Not only is the novel contrasted with celebrity scandals and more serious moments, but its seemingly far-fetched plot twist will leave you reeling.

Chelsie Henshaw

For those who love to search for deeper meanings

For some, trying to find the hidden meaning behind an author’s words enriches the reading experience, and for these people who enjoy pondering over the metaphors and underlying symbolism in books, I would recommend buying Klara and the Sun by Kazuo Ishiguro. Klara and the Sun is a short book and the premise of a robot protecting a child that was assigned to them is simple to follow, making it a relaxing read for the holidays. However, the story itself has the complexity of a poem and leaves the reader to interpret the events that unfold for themselves.

Despite it being a speculative fiction novel, at times it feels closer to a fairy tale, since we discover the story through Klara, who is a robot and therefore has unusual interpretations of the world and often makes odd decisions to help the people around her. As with other books by Kazuo Ishiguro, this novel explores ideas of humanity, love, and spirituality while commenting on modern society and where it is potentially heading. Klara and the Sun can be easily read in one sitting, but it is likely to linger in your thoughts forever.

Weronika Bialek

For those who who cry whilst watching Taylor Swift’s All Too Well: The Short Film on repeat

Ah, this is a scene I can picture all too well — between all the tears and the tissues, that is. It’s Sad Girl Autumn and the leaves are falling down (but not like pieces into place, much more like a tumble down the stairs at a Christmas party from one too many glasses of ‘champagne problems’). Oops.

It is a truth universally acknowledged Colleen Hoover will tear down all your emotional walls and rebuild them anew again

Anywho, ‘tis the damn season’ for a hopeless romantic Christmas rendezvous. And what’s better than a Christmas fling? Well, I’m glad you asked — a heart-shattering breakup of course, duh.

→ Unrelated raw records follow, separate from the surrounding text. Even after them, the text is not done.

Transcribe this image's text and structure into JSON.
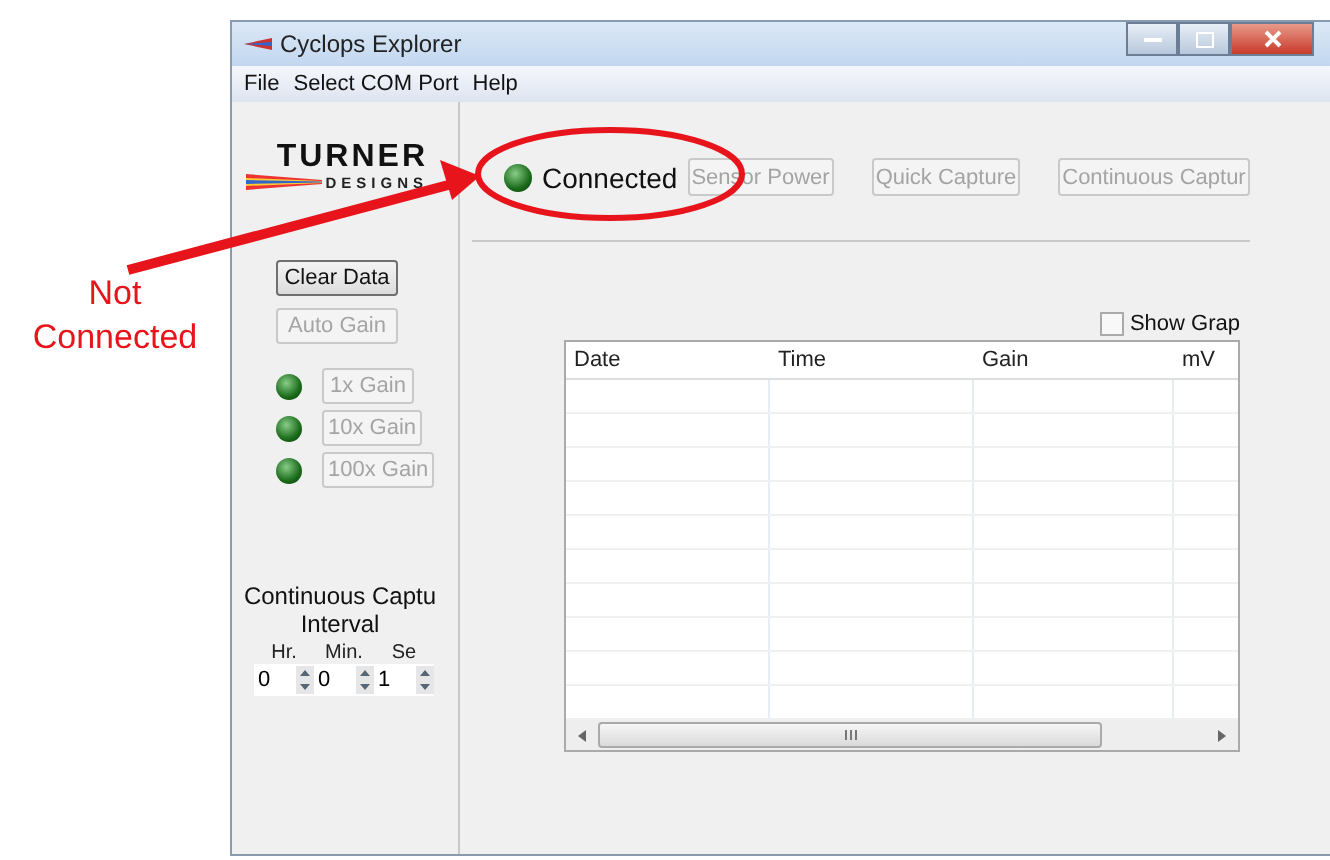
{
  "annotation": {
    "callout": "Not Connected"
  },
  "window": {
    "title": "Cyclops Explorer"
  },
  "menu": [
    "File",
    "Select COM Port",
    "Help"
  ],
  "logo": {
    "line_1": "TURNER",
    "line_2": "DESIGNS"
  },
  "status": {
    "led_on": true,
    "label": "Connected"
  },
  "toolbar_buttons": [
    {
      "label": "Sensor Power",
      "disabled": true
    },
    {
      "label": "Quick Capture",
      "disabled": true
    },
    {
      "label": "Continuous Captur",
      "disabled": true
    }
  ],
  "side_buttons": [
    {
      "label": "Clear Data",
      "disabled": false
    },
    {
      "label": "Auto Gain",
      "disabled": true
    }
  ],
  "gains": [
    {
      "label": "1x Gain",
      "led_on": true,
      "disabled": true
    },
    {
      "label": "10x Gain",
      "led_on": true,
      "disabled": true
    },
    {
      "label": "100x Gain",
      "led_on": true,
      "disabled": true
    }
  ],
  "interval": {
    "title_1": "Continuous Captu",
    "title_2": "Interval",
    "fields": [
      {
        "label": "Hr.",
        "value": "0"
      },
      {
        "label": "Min.",
        "value": "0"
      },
      {
        "label": "Se",
        "value": "1"
      }
    ]
  },
  "show_graph": {
    "label": "Show Grap",
    "checked": false
  },
  "table": {
    "columns": [
      "Date",
      "Time",
      "Gain",
      "mV"
    ]
  }
}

But no fear, alas, Colleen Hoover is here. From her oh-so-merry titles at the likes of Ugly Love, Maybe Someday and It Ends With Us heartbreak is but a pretty bow on a present with Hoover’s acclaimed (and rightfully so) novels. Whilst her novels may be considered ‘trashy,’ she weaves the brutal and beautiful and it is bound to make any cynic cry. But it is a truth universally acknowledged Colleen Hoover will tear down all your emotional walls and rebuild them anew again just in sweet time for ‘new year, new me.’

From past trauma weaving its way into a new relationship, forbidden love (but Romeo and Juliet gone absolutely right) and the unexpected pitfalls of despair, Hoover is the creme-de-la-creme of Sad Girl Autumn novels — the hopeless romantic with a twist of the heart shattering. If you liked the All Too Well short film in all its Easter egg glory, you’ll love the stories and hidden gems of heartwarming moments amongst the heartbreak in Colleen Hoover’s books. Truth be warned, the novels may leave you in tears, emotionally scarred and possibly with a new set of commitment issues — but you enter at your own risk.

Saskia Hirst

For those who are feminists

Dedicated to her own favourite feminist, The Princess and the Prick is hilarious and thought-provoking take on classic fairy tales, myths, movies and nursery rhymes written by Walburga Appleseed. Appleseed reinvents what once seemed innocent, childlike tales into short, snappy poems that question the problematic morals and practices enacted. From questioning consent in Sleeping Beauty, the reality of patriarchy in Alice in Wonderland and the lack of responsibility taken by men at the fall of Troy, this collection forces you to reconsider the roles of men and women in both fictional and real worlds; if these are morals and lessons, we still want children to learn.

But in the midst of this poignant message, there is an adult humour that will not fail to make you laugh out loud. You are sure to be sniggering at the Prince’s foot fetish in Cinderella and Rapunzel throwing her pants down the tower. They are only made funnier by the Seobhan Hope’s fittingly humorous illustrations, one for every poem of the book, making The Princess and the Prick the perfect gift for your favourite feminist.